Your code is probably good enough

…as long as you’re willing to learn some more

Underneath the much discussed JavaScript fatigue I sense a sentiment that is common among us who spend hours of typing on keyboards to make stuff happen on the screen. The care and worry of our code being good enough. The influx of new tools, code standards and framework feels tiresome in the combination with the feeling that “everyone is doing this now” (newsflash: they don’t).

I’ve read somewhere that pictures of green nature makes us calm and more willing to read articles.

Coding is the exercise of abstract thinking to solve real problems. Because we express this in constrained syntactic language, it’s easy to get caught steering into the wall of Plato’s cave in search of the ideal and generic solution. We sense that there’s a better way to do something. An ideal way. And we strive for it.

It’s this care that makes us spend hours digging into the rabbithole of StackOverflow and retired mailinglists. It’s this worry that makes us squirm when a colleague or someone on the Internet wants to take a peek at our code. It’s this care that makes us push deadlines because “it’s not quite ready yet”. It’s this worry that makes some of us hesitate to jump on the new thing™ in the midts of all the other work we’re expected to be done with.

I get it. As a self-taught web developer who has spent years plucking at HTML, CSS and PHP in Wordpress templates, the dawn of JavaScript seemed weird, complex and, frankly, tiresome. I could use jQuery, with only a shallow understanding of how it worked. I didn’t really know what an “object” was, and was constantly confused about the idea of “callbacks”. I was used to the synchronous nature of PHP where I could follow the flow of code like a novel. My code sure wasn’t pretty, but it got the work done.

Sometimes the right tool for the job, is a tool you haven’t used yet

I even brought PHP into my thesis work within the Digital humanities and tried to use it to parse thousands of texts in order to say something about the nature of the concept of spirituality (this isn’t madness, this is the humanities!). I soon discovered that it wasn’t the right tool for the job — that is, the community of PHP programmers hadn’t spent much time on the problems I now faced. A programming community who had, though, were those in the world of Python. It was when I had to learn Python from scratch, I went from a journeyman coder to a novice programmer. And of course, learning through solving real problems is way more rewarding than any online course or training web portal. It was a jump into high water, but the jump got me way further on my thesis than continuing with PHP would’ve.

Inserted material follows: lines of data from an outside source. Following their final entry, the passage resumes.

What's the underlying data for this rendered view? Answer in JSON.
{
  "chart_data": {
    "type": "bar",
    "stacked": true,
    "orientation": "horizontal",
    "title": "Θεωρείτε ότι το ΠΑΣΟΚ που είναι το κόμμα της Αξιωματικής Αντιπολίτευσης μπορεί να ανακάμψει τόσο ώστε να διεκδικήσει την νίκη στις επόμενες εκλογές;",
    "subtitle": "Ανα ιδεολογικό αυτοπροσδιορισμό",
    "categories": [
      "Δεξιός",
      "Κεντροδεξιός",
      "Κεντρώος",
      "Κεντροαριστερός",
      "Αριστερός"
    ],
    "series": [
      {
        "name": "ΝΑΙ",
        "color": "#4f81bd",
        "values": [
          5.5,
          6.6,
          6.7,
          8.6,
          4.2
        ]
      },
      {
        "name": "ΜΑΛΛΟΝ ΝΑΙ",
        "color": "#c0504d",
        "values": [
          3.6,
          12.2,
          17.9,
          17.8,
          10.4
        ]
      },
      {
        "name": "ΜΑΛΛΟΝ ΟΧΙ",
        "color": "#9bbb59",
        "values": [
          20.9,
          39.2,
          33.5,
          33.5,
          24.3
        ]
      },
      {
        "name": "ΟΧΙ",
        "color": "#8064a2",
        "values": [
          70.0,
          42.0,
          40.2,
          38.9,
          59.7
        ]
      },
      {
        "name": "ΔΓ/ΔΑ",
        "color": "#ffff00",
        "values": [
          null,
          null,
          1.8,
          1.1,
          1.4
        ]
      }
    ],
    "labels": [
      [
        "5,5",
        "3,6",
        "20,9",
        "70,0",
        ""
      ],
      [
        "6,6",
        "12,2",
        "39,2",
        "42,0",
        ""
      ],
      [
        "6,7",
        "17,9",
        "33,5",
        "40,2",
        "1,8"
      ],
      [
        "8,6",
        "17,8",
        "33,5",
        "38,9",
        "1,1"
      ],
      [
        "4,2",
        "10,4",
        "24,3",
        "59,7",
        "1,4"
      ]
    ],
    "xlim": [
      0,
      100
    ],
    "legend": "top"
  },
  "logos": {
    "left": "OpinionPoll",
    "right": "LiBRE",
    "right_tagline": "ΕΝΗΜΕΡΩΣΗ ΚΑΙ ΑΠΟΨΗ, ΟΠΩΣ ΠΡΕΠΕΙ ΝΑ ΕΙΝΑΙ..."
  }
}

When I last year was hired as a coding interaction designer at Netlife Research, the buzz about React and Angular was already massive. By necessity I was pretty much forced to dive into JavaScript, and React proved a perfect learning environment. We chose it for a client’s project, and even though we were pretty fresh in the JS-game, we managed to solve the case. It’s certainly not the best code, but it gets the job done. In some ways our inexperience with React helped us to stay focused on the essential user tasks and on getting those right before launch. Yeah, it first felt wrong to mix HTML in JS, but it also felt good to template with real data, whilst learning a bunch generic JavaScript.

The realization of crappyness is a sign of competence

I suspect that most people who code can somewhat relate to this journey. The adventure of programming is one of trial and error, regardless if you’re on the path of design, computer science or advanced-copy-and-pasting-to-make-this-damned-website-do-something-cool-I-saw-on-some-other-website. But in the learning process we also discover that our earlier code often is crude, buggy and inexperienced. While our instinct is embarrassment, it should be reassuring, because it is a sign of competence. The more we know, the more we know that we don’t.

As coders, developers and programmers we must surpress our knee-jerk reaction to dismiss new languages, frameworks and tools just because of hype. We must embrace the fact that more often than not, new things are contributions to our community by people who has the urge to make something better, or to learn something new by making something they feel is useful. Coders who are dismissive to new things have always confounded me. Because to me, the real reward of coding is learning how stuff works. The feeling of accomplishment when you finally “get” what you are doing, and can continue on the path into the more complex, advanced and beatiful. This path though, is paved with code–that in retrospect–isn’t “good enough”.